In a trading update after the end of its financial year, the owner of the Financial Times said the group traded strongly at the end of the year, in line with the expectations it outlined in its third quarter results in November.

The group was “on track to report significant underlying growth in sales, adjusted earnings per share, free cash flow and return on invested capital,” it said, and continued to expect 2006 to be “another good year” of progress against its financial goals.

Shares in Pearson closed 16p higher at 686.5p after the group said the recent growth in advertising at the FT had been sustained and the newspaper would break even for the year.

The education business, where revenues were up 13 per cent at the third quarter, “maintained its strong performance in school, higher education, professional and international markets,” Pearson said.

The comments follow this week’s statement from McGraw-Hill that 2006 would be “more challenging” for its education business, and a warning in November that Reed Elsevier’s education revenues would also be below earlier expectations.

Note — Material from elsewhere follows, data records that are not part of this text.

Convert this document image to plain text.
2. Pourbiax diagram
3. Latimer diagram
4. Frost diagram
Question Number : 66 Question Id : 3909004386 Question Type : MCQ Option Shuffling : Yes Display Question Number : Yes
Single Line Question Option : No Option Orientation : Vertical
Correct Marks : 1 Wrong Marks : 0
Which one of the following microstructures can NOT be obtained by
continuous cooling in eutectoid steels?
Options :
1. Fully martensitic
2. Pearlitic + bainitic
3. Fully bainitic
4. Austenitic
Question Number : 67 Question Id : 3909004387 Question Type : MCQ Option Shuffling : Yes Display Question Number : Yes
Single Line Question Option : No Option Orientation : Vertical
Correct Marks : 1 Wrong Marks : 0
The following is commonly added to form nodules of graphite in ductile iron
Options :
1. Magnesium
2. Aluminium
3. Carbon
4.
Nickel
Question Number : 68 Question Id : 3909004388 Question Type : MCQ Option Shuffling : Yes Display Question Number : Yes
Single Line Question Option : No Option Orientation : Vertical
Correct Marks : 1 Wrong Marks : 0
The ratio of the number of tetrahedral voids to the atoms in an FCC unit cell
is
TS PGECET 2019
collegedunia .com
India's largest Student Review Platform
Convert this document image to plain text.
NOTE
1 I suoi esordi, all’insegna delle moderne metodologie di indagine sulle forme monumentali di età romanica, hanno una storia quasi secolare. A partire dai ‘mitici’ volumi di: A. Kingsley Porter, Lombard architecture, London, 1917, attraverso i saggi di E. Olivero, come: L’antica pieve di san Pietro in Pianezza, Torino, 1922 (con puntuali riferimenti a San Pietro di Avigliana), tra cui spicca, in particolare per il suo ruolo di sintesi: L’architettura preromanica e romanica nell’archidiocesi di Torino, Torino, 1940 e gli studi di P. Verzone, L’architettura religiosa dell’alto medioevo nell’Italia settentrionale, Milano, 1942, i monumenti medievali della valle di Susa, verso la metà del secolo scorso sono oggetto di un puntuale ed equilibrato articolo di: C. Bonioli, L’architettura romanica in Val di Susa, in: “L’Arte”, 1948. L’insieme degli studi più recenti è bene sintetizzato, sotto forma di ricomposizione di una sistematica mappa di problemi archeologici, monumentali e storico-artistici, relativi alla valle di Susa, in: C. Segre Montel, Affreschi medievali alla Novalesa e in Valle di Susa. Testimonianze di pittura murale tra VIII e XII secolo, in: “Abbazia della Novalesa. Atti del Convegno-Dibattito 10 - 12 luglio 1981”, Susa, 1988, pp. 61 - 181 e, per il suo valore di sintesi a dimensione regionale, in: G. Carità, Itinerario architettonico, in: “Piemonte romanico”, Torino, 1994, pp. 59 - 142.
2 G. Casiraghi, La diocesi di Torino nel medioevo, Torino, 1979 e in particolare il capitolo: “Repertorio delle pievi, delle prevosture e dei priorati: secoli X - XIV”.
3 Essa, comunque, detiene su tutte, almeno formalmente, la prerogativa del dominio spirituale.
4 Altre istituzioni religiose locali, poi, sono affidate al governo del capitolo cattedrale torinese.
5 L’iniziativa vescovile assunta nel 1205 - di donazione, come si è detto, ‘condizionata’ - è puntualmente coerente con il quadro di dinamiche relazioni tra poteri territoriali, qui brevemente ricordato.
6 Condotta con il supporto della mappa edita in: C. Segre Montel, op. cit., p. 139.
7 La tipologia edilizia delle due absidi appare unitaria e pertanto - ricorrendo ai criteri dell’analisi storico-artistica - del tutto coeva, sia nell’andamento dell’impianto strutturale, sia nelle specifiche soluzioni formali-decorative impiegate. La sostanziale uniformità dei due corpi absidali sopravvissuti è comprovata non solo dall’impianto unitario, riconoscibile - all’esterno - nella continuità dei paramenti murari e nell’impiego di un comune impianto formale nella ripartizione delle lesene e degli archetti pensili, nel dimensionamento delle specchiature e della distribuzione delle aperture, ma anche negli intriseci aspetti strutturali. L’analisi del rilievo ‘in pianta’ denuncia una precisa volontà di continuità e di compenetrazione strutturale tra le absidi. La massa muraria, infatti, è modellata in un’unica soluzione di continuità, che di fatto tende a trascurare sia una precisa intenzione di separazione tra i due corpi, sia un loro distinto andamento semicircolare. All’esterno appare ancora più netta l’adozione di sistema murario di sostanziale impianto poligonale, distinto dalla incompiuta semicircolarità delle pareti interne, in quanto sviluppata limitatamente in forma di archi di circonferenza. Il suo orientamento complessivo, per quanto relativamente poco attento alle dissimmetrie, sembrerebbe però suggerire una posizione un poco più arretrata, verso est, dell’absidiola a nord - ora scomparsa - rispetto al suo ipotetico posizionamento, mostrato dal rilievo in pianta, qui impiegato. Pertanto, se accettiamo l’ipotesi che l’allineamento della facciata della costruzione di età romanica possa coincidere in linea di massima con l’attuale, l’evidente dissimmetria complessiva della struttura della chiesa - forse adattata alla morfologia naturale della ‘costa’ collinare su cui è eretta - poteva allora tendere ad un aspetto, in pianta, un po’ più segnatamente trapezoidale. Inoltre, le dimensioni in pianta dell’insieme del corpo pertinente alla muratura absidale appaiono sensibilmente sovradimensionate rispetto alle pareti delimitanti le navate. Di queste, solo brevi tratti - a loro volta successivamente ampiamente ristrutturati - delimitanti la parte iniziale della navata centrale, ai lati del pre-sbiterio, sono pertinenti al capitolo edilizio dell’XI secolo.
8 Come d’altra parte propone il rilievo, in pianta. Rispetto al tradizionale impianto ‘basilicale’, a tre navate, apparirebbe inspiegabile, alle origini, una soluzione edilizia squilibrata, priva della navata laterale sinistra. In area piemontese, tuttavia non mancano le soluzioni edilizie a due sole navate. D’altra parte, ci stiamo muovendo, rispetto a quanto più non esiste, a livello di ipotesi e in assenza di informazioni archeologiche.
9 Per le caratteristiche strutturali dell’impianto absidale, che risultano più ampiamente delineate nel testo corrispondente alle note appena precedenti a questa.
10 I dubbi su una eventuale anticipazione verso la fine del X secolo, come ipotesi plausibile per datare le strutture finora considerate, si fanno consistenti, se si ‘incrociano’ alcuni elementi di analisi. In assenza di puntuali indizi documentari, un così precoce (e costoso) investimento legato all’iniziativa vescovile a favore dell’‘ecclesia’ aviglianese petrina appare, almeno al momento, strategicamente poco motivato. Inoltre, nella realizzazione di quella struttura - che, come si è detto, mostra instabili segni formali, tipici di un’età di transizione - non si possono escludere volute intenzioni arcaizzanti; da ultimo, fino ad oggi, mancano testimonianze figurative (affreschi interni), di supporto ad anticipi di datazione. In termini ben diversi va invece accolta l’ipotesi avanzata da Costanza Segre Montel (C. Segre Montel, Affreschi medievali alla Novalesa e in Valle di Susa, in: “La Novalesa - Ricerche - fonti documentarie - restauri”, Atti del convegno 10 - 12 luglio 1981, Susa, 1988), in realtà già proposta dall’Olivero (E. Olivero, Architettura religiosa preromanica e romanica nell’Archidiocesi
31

Analysts at Panmure Gordon said the update was “light on numbers” but “encouraging in itself given the recent downbeat guidance from the likes of Reed and McGraw Hill on school revenue trends in both 2005 and 2006.”

Penguin, Pearson’s consumer publishing business, “performed well” with new titles in the important Christmas period, and IDC, the financial data company in which Pearson has just raised its stake to 62 per cent, “expects to report its best year ever.”

Pearson will report preliminary results on February 27.